The expression vector containing hyperactive PB transposase cDNA under CAG promoter (pCAG2-hyPB (S1 Fig)) was first made by replacement BSD in pCAG-BSD vector with AmpR to create pCAG2. The hyPB was PCR amplified from the pCMV-hyPBase vector (kindly provided by Dr. Yusa [40]) and cloned into pCAG2. Further plasmid information can be requested to the corresponding author (J.M.).

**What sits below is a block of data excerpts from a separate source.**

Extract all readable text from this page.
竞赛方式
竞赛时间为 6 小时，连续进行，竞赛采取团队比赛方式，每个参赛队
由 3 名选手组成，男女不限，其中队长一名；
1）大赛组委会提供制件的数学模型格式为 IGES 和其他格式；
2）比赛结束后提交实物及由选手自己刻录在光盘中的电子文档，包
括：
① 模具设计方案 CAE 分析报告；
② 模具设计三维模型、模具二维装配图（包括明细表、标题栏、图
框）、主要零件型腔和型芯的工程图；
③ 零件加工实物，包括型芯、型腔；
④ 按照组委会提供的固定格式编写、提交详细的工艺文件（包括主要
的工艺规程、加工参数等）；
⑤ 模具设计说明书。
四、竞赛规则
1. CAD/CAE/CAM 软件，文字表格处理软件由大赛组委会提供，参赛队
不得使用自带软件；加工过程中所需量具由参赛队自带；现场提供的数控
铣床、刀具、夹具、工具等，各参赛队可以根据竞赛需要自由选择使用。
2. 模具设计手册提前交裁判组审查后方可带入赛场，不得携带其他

The doxycycline-inducible SLFN11 expression vector (pPCTetOn-SLFN11) and the modified expression vector of hyperactive PB transposase under CAG promoter (pCAG2-hyPB) [37] was co-transfected into SU-DHL6 cells by electroporation. One week after the transfection, cells were incubated in puromycin (0.2 μg/ml) containing medium for another 2 weeks, and surviving cells were used for the assays.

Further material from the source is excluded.